Machine learning researchers and systems engineers frequently struggle to computationally scale up their models, because they are unaware of the performance limitations in their workloads. The resources requested for a job (e.g. GPUs, memory) are often misaligned with the resources with the resources really needed.

*An example of the execution timeline of GPU Kernels across multiple ranks*

Understanding resource usage and bottlenecks for distributed training workloads is crucial for getting the greatest performance out of the hardware stack. With HTA, developers can perform detailed analysis of model performance and identify bottlenecks to optimize computation, memory usage, and inference speed.
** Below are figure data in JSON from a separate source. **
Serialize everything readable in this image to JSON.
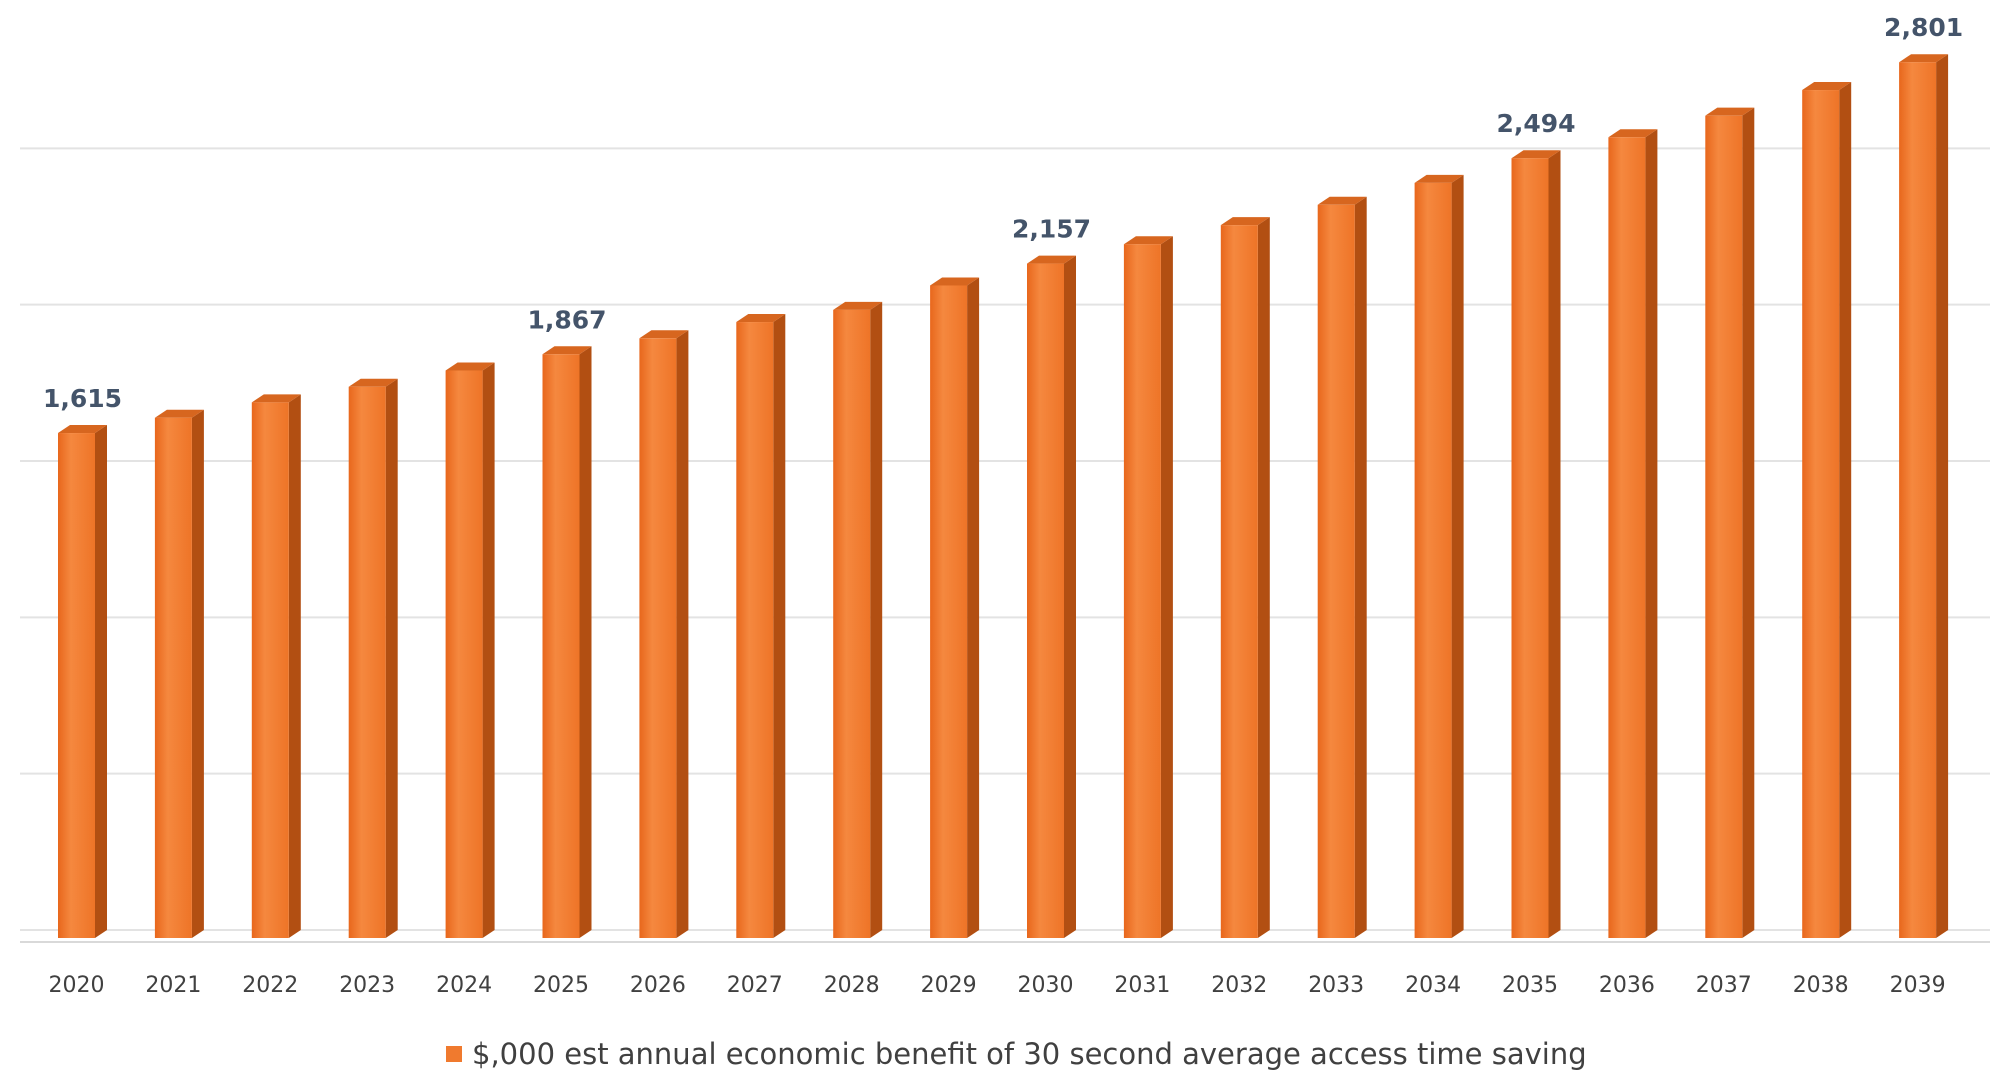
{
  "chart_data": {
    "type": "bar",
    "title": "",
    "xlabel": "",
    "ylabel": "",
    "categories": [
      "2020",
      "2021",
      "2022",
      "2023",
      "2024",
      "2025",
      "2026",
      "2027",
      "2028",
      "2029",
      "2030",
      "2031",
      "2032",
      "2033",
      "2034",
      "2035",
      "2036",
      "2037",
      "2038",
      "2039"
    ],
    "series": [
      {
        "name": "$,000 est annual economic benefit of 30 second average access time saving",
        "values": [
          1615,
          1664,
          1713,
          1763,
          1815,
          1867,
          1918,
          1970,
          2009,
          2087,
          2157,
          2219,
          2280,
          2345,
          2415,
          2494,
          2561,
          2630,
          2712,
          2801
        ],
        "color": "#f07a2e"
      }
    ],
    "data_labels": [
      {
        "category": "2020",
        "text": "1,615"
      },
      {
        "category": "2025",
        "text": "1,867"
      },
      {
        "category": "2030",
        "text": "2,157"
      },
      {
        "category": "2035",
        "text": "2,494"
      },
      {
        "category": "2039",
        "text": "2,801"
      }
    ],
    "ylim": [
      0,
      3000
    ],
    "y_axis_labels_visible": false,
    "grid": true,
    "bar_style": "3d-column",
    "legend_position": "bottom"
  }
}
*Pie chart of computation and communication kernels*

Main features of HTA

HTA provides the following features:

Breakdown by Dimensions: Temporal Breakdown, Idle Time Breakdown of GPU, Kernel Breakdown, Kernel, Communication Computation Overlap.
Statistical Analysis: Kernel Duration Distribution, CUDA Kernel Launch Statistics, Augmented Counters (Memory bandwidth, Queue length).
Patterns: Find the CUDA kernels most frequently launched by any given PyTorch or user defined operator.
Trace Comparison: A tool to identify and visualize the differences between traces.